BY LAURENT D’ENTREMONT
Many Annapolis Valley readers will remember Doc Williams, who died January 31 at 96 years of age.
He made his farewell tour throughout the Maritimes in 1998, at 84 years of age, one of the last old-time country music entertainers.
Performers in those days were unlike the current crop of singers, who appear to spring up overnight and who all sing in the same voice and style, or so it seems. Fifty years ago, you could count the well-known country artists, who numbered little more than a dozen, and who all sang on radio in their own distinctive style.
There was no mistaking Wilf Carter when he belted out “Blue Canadian Rockies;” the same could be said about Hank Snow, with his “Sweet Texas Blue Bonnet Queen.” Some of the others were Gene Autry, who sang “Back in The Saddle Again;” Ole Lee Moore gained fame and made lots of fans with “The Cat Came Back,” and who could forget Hal Lone Pine, when he toured the Maritimes with his brand new song, “Prince Edward Island is Heaven to me?” Doris Day was not country, but she was a big hit with her popular “Que, Sera, Sera.”
And then there was Doc Williams, who recorded for Quality records and toured Nova Scotia many times with his wife, Chickie, and The Border Riders.
Most of the following information was taken from the bimonthly publication “Country Music Trails Less Traveled,” by Jay Taylor of North Carolina. According to Taylor, Doc Williams was born Andrew J. Smik near Cleveland Ohio in 1914. Being of Czechoslovakian stock, he was listening to music at an early age performed by his father, who played tunes from the “old country” on the fiddle.
A few years later, Doc was introduced to country music on a crystal radio set he had built himself. One of the early country music performers he admired very much was Montana Slim (Wilf Carter); he also loved the music of Jimmy Rodgers and the Carter Family of West Virginia, among others.
After quitting high school, Smik went to work in the coal mines. This was not for him and, when his grandmother bought him a guitar as a gift, he formed a band with his brother, Cy, on the fiddle. The first band was called the Mississippi Clowns, followed by the Kansas Clodhoppers, the Allegheny Ramblers and the Cherokee Hillbillies until 1937, when they settled on the name of Doc Williams and the Border Riders.
“Doc” was bestowed on him because he was always preaching healthy eating and clean living. Williams practiced what he preached and stayed away from booze and the other substances that have ruined the lives and careers of others in the same business.
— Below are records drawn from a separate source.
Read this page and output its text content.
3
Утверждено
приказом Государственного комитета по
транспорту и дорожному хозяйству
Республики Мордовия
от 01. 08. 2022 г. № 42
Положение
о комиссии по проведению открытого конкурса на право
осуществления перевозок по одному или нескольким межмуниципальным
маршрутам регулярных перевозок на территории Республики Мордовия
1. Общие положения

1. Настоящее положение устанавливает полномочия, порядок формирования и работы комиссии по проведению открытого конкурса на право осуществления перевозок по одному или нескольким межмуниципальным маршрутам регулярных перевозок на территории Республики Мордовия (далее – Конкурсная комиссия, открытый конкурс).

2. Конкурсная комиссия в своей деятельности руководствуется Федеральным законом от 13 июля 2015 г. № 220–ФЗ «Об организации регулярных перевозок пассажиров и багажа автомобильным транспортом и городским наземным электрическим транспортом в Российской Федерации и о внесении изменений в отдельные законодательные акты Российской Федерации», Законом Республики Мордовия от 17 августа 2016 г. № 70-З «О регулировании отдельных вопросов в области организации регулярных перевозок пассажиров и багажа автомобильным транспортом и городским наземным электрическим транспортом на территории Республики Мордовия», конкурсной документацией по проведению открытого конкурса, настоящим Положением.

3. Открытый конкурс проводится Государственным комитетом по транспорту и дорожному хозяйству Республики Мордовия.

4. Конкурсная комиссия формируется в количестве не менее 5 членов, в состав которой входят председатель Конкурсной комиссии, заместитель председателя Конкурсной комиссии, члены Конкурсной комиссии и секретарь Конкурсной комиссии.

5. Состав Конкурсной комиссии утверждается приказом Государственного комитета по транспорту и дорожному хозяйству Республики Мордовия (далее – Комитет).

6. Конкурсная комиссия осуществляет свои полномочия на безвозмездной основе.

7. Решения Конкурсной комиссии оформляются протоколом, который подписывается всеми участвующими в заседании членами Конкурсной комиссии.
In 1939, he married Jessie Wanda Crupe, and she has been known as “Chickie Williams” ever since. In 1946, after their three daughters were born, Chickie recorded “Beyond the Sunset” (Should you go first and I remain). It became a big hit, and “the girl with the golden voice” stayed with the Border Riders until health problems forced her to retire in her senior years.
Doc Williams joined the world’s original Jamboree in 1937, and they broadcast loud and clear when the Wheeling West Virginia radio station WWVA went to 50,000 watts in 1941. That was the reason Doc Williams, Lee Moore and a host of others were better known in Nova Scotia than they were in their own United States: many Maritimers tuned in. The artists knew where their fans were and toured Nova Scotia many times. Some of their greatest hits were “Silver Bells,” “My Old Brown Coat And Me,” “Beyond The Sunset,” “Three Wishes” and “Merry Maiden Polka.” Unlike many country/ folk singers of that period, the Doc Williams band recorded some instrumentals as well.
In the late 1960s, Doc Williams, while playing at the Horseshoe Tavern in Toronto with a young singer from the Maritimes, asked the tall and slim young man what he would charge to play on an upcoming Maritime tour with them. They agreed on a price and, years later, Doc Williams joked, “I don’t think that anybody ever hired Stompin’ Tom Connors for $100 a night after that tour.” He was likely right on that one.
The Doc Williams show came to Yarmouth in the early1970s, where I had the pleasure of talking with Docand bought some of his records. In those days, they traveled in a big red bus with sharp bold letters, WWVA on the front and Doc Williams and The Border Riders written on the sides, and, like Wilf Carter, Lee Moore, Doris Day and Hal Lone Pine; Doc and Chickie Williams and the Border Riders can be counted among some of my all-time favorites.